Best Use of Bloom KYC - DBonds ($2000). You can find a short write up here.
It was also genuinely great to have Bloom with us at this event as they are doing some dope work of their own on Whisper. We're looking forward to seeing where they take it and collaborating again in the future.
Universal Login Prizes
Onbotting ($1000). This project was already discussed above.
Flight Plan ($500). You can find a short write up here.
Alex Van De Sande is a leading light in the community, and his proposals for EIP 1077 and 1078 are well worth going over in detail. Making sure that onboarding is awesome and user experience is generally smooth is critical to bringing crypto closer to life and we're proud to count Alex amongst our friends and contributors.
One Last Mention
Though the judges might have found other projects more in line with the tracks we created, we'd also like to give a special mention in this post to the one and only Ligi, who has been building WallETH essentially alone for quite some time now. He hacked on the Status hardwallet, and it was remarkable what he got done.
The workshop about the Status hardware wallet at the first day of crypto-life inspired him to support it in WallETH. Exciting use-cases abound, including:
- An alternative to ether.cards where you do not need scratch off something to enter mnemonic words on your phone - just tap it on your phone.
- These can then also be sold in shops with ether or (e.g.
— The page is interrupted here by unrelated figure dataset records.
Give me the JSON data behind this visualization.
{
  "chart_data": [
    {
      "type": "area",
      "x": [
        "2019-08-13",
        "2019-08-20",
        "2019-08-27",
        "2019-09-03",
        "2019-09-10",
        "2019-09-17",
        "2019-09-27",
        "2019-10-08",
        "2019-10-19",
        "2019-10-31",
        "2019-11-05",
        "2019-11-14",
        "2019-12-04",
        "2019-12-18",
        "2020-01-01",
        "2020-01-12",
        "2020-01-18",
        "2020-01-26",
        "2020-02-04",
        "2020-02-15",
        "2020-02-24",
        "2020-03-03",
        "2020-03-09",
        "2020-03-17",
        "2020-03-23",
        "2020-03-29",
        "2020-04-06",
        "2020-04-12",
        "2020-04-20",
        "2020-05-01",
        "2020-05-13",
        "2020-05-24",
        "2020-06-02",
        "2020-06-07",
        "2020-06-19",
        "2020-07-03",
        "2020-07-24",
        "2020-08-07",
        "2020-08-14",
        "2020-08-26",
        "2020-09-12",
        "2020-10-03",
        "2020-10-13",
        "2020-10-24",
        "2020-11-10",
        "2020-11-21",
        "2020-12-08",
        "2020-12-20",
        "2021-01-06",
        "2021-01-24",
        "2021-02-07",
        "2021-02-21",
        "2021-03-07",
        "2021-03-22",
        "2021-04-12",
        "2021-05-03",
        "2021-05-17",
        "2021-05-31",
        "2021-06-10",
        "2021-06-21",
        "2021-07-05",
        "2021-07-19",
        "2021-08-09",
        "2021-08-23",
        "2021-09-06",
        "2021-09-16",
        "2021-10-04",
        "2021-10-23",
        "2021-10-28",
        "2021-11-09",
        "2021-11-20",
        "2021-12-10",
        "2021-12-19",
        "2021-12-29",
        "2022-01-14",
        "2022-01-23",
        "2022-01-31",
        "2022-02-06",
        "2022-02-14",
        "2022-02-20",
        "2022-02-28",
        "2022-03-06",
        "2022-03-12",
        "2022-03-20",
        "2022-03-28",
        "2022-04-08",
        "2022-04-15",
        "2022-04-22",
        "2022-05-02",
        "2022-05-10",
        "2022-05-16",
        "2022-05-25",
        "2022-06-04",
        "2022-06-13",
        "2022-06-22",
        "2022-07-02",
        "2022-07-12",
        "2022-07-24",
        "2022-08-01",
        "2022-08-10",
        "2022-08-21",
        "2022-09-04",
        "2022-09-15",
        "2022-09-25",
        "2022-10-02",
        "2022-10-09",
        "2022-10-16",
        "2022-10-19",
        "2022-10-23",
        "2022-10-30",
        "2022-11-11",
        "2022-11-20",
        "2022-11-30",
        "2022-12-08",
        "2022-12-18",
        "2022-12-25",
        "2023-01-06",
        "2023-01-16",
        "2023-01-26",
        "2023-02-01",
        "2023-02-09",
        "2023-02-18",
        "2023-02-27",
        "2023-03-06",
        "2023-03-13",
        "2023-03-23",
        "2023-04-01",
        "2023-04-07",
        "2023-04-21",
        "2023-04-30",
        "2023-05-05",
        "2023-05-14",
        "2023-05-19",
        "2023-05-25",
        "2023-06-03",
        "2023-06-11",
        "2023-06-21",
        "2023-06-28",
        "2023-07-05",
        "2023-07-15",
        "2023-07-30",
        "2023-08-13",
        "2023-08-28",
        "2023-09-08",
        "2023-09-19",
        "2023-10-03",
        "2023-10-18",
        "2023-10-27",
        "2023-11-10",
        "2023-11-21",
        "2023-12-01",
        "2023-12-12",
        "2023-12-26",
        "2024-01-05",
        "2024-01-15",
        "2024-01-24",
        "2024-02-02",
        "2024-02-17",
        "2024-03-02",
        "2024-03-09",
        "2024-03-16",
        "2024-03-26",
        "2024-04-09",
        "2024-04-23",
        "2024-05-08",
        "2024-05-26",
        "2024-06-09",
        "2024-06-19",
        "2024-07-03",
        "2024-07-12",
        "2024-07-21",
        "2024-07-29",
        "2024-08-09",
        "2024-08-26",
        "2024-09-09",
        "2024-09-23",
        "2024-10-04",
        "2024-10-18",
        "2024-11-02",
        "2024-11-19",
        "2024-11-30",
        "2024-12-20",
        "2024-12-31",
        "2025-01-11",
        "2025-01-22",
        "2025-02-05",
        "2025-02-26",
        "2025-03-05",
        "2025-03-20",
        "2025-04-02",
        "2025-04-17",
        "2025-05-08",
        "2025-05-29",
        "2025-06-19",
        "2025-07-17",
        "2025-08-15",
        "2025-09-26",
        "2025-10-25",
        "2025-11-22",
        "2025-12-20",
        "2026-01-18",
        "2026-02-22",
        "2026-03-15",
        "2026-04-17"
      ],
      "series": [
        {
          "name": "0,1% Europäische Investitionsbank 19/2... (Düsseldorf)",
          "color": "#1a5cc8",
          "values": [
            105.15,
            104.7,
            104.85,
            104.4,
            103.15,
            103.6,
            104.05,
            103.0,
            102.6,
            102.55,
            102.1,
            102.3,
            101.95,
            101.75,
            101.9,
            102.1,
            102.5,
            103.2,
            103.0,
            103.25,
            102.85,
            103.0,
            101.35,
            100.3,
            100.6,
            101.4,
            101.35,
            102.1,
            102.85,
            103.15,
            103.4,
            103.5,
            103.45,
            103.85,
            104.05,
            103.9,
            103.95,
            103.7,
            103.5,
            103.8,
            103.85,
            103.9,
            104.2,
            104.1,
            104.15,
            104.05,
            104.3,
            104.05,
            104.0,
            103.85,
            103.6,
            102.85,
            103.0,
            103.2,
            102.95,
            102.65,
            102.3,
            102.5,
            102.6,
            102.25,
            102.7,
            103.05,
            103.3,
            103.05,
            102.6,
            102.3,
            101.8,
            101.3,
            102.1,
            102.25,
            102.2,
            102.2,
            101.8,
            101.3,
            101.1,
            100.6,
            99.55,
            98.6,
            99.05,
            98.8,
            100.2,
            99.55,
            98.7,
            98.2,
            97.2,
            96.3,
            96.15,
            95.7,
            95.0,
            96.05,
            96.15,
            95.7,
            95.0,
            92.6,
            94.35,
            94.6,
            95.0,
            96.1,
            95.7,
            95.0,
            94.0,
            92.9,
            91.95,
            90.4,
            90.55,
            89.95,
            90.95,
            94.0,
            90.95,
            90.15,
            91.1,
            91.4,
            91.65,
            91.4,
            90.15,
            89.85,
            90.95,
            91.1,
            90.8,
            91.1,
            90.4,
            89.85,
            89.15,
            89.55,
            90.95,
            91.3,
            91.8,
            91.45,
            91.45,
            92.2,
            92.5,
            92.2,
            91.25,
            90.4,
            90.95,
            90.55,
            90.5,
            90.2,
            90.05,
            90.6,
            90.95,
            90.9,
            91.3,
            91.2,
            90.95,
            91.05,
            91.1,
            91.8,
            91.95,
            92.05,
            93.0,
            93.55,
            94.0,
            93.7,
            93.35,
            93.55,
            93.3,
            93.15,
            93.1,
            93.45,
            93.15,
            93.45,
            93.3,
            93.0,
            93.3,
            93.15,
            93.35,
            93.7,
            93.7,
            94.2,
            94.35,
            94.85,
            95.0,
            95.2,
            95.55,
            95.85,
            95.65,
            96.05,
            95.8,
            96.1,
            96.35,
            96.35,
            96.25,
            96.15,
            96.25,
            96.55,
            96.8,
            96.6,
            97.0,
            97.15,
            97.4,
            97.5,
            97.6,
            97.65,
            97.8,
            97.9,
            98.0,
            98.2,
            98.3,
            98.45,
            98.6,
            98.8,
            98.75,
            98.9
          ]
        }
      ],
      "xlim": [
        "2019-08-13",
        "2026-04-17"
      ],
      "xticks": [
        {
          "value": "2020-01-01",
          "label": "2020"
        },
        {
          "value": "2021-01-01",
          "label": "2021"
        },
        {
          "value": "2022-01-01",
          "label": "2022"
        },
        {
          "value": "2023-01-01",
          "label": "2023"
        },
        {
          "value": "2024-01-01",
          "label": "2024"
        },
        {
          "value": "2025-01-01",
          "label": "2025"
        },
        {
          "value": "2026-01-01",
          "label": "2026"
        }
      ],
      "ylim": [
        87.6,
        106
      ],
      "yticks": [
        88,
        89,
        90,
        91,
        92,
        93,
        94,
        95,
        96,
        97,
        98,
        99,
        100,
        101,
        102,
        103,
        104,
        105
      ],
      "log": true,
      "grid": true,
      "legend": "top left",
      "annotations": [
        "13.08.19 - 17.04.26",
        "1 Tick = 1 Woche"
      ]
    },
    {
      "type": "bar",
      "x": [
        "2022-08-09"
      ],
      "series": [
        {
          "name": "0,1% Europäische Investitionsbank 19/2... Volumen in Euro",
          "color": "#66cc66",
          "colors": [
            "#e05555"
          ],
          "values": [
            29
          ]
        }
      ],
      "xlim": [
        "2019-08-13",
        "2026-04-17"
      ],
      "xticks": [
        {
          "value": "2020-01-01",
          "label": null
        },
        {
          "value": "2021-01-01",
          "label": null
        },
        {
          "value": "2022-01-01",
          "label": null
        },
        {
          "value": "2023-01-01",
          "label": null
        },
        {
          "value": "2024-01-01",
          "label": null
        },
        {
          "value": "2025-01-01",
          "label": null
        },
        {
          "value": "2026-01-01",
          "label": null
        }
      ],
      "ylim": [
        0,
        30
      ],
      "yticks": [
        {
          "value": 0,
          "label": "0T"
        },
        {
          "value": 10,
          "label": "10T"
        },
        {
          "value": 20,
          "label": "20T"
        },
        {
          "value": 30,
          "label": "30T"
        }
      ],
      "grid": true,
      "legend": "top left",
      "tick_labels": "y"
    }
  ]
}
DAI) tokens preloaded and provide great UX for onboarding humans. In volume these cards get dirt cheap and we might get huge amounts of hardware wallets to use for other use cases.
- An alternative to using WallETH with a TREZOR. A card could slip through more easily and cause less trouble. Also it is much smaller/lighter/cheaper.
- Nicely transfer keys from phone to phone.
- Convince iOS users to switch to Android (as these cards do not work on iOS and my personal favourite use case).
- Great option for key-backups (writing down mnemonics which is the most commonly done thing currently for backups has the drawback that it often exposes the key). This way you can just buy a card and even give it to someone untrusted to keep for you.
All in all, we'd say it was an unbelievably successful event. We can't thank enough each and every person who travelled to Prague, participated with us, and helped bring crypto a good number of steps closer to life. There was so much else that happened, like wandering poets, and weird prayers, and hives of ideas and our Philosopher's Salon, but this post is already too long. All that's left to say is, we'll see you all next year!